The coverage of ITNs (69.8%) found in this survey is much higher than reported in the 2011 DHS and 2015 MIS, which reported that at a community level only 20% and 47.9% of pregnant women slept under ITNs the previous night, respectively [20, 21]. However, results of this study are similar to those reported among pregnant women during a household survey in Zambézia in 2014 [41]. This highlights that, although coverage is increasing across the country, it is still below the target. This is still concerning as it demonstrates that there is a significant number of pregnant women at high risk of developing malaria, leading to poor maternal and child health outcomes. Data from this study suggests that campaigns should particularly prioritize pregnant women in order to supplement the coverage, as two recent studies conducted in Mozambique demonstrated the mass campaigns distribution could achieve very high ITN coverage of households [42, 43].
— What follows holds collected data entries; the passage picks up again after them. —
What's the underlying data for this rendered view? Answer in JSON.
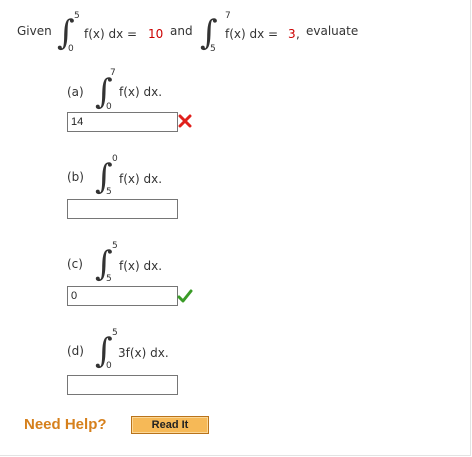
{
  "question": {
    "given_label": "Given",
    "integral1": {
      "upper": "5",
      "lower": "0",
      "integrand": "f(x) dx =",
      "value": "10"
    },
    "and_label": "and",
    "integral2": {
      "upper": "7",
      "lower": "5",
      "integrand": "f(x) dx =",
      "value": "3",
      "trailing": ","
    },
    "evaluate_label": "evaluate"
  },
  "parts": [
    {
      "label": "(a)",
      "upper": "7",
      "lower": "0",
      "integrand": "f(x) dx.",
      "answer": "14",
      "status": "incorrect",
      "status_icon": "cross-icon",
      "status_color": "#e0201c"
    },
    {
      "label": "(b)",
      "upper": "0",
      "lower": "5",
      "integrand": "f(x) dx.",
      "answer": "",
      "status": "",
      "status_icon": "",
      "status_color": ""
    },
    {
      "label": "(c)",
      "upper": "5",
      "lower": "5",
      "integrand": "f(x) dx.",
      "answer": "0",
      "status": "correct",
      "status_icon": "check-icon",
      "status_color": "#3a9b27"
    },
    {
      "label": "(d)",
      "upper": "5",
      "lower": "0",
      "integrand": "3f(x) dx.",
      "answer": "",
      "status": "",
      "status_icon": "",
      "status_color": ""
    }
  ],
  "help": {
    "need_help_label": "Need Help?",
    "read_it_label": "Read It"
  },
  "colors": {
    "value_red": "#cc0000",
    "help_orange": "#d6801c",
    "button_orange": "#f6b957"
  }
}
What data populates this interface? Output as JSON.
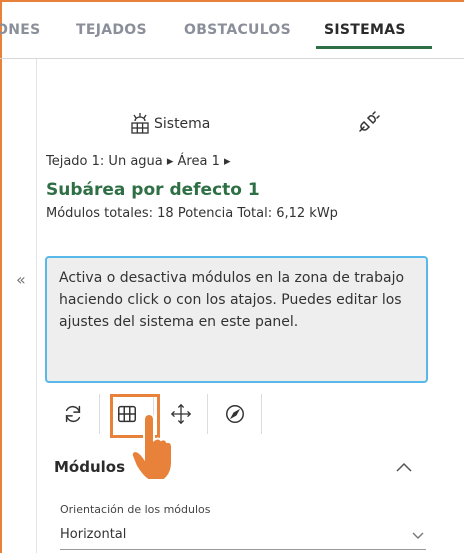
{
  "tabs": [
    {
      "label": "ONES",
      "active": false
    },
    {
      "label": "TEJADOS",
      "active": false
    },
    {
      "label": "OBSTACULOS",
      "active": false
    },
    {
      "label": "SISTEMAS",
      "active": true
    }
  ],
  "system": {
    "label": "Sistema"
  },
  "breadcrumb": "Tejado 1: Un agua ▸ Área 1 ▸",
  "subarea": {
    "title": "Subárea por defecto 1",
    "totals": "Módulos totales: 18 Potencia Total: 6,12 kWp"
  },
  "collapse_glyph": "«",
  "info_text": "Activa o desactiva módulos en la zona de trabajo haciendo click o con los atajos. Puedes editar los ajustes del sistema en este panel.",
  "toolbar": {
    "tools": [
      "refresh-icon",
      "grid-icon",
      "move-icon",
      "compass-icon"
    ],
    "highlighted": "grid-icon"
  },
  "modules": {
    "heading": "Módulos",
    "orientation_label": "Orientación de los módulos",
    "orientation_value": "Horizontal"
  },
  "colors": {
    "accent": "#2f6f45",
    "highlight": "#e8823a",
    "info_border": "#59b8ea"
  }
}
As previously mentioned, there were geographical differences in the coverage of IPTp and ITNs among pregnant women attending ANC services. For both indicators, the coverage was higher in the southern region and lower in the northern part of the country. This may reflect differences in awareness, knowledge, and practices of health care workers in various parts of the countries. This highlights that more interventions to improve distribution of IPTp and ITNs should be intensified in the northern region, specifically.

This study has a few limitations that should be acknowledged, such as the quality of routine data that resulted in over-coverage of ITN in health facilities without stock-out, as well as the lack of prior studies on the coverage of ITN and SP-IPTp using facility based data that could be used for comparison.

Conclusions

Altogether, data from this study show that coverage of the 2nd dose of IPTp, as well as ITNs, is low in PW attending ANC services in Mozambique. This study also found that stock-outs of SP and ITNs were frequent and led to a lower coverage of IPTp and ITNs, representing a serious barrier for the accomplishment of targets. Moreover, the worst rates of coverage were observed in northern part of the country, implying the need for more geographically-focused programs. Interventions to revert this scenario should include (i) increasing the awareness of health care workers through massive refresher trainings accompanied by intensification of site visits; (ii) improvement of supply chains to reduce the frequency and duration of stock-outs of SP and ITNs; (iii) community mobilization to increase the attendance of pregnant women for follow-up ANC visits; and (iv) institutionalization of performance indicators at ANC services for real time monitoring of the coverage of these interventions allowing more immediate changes to be made.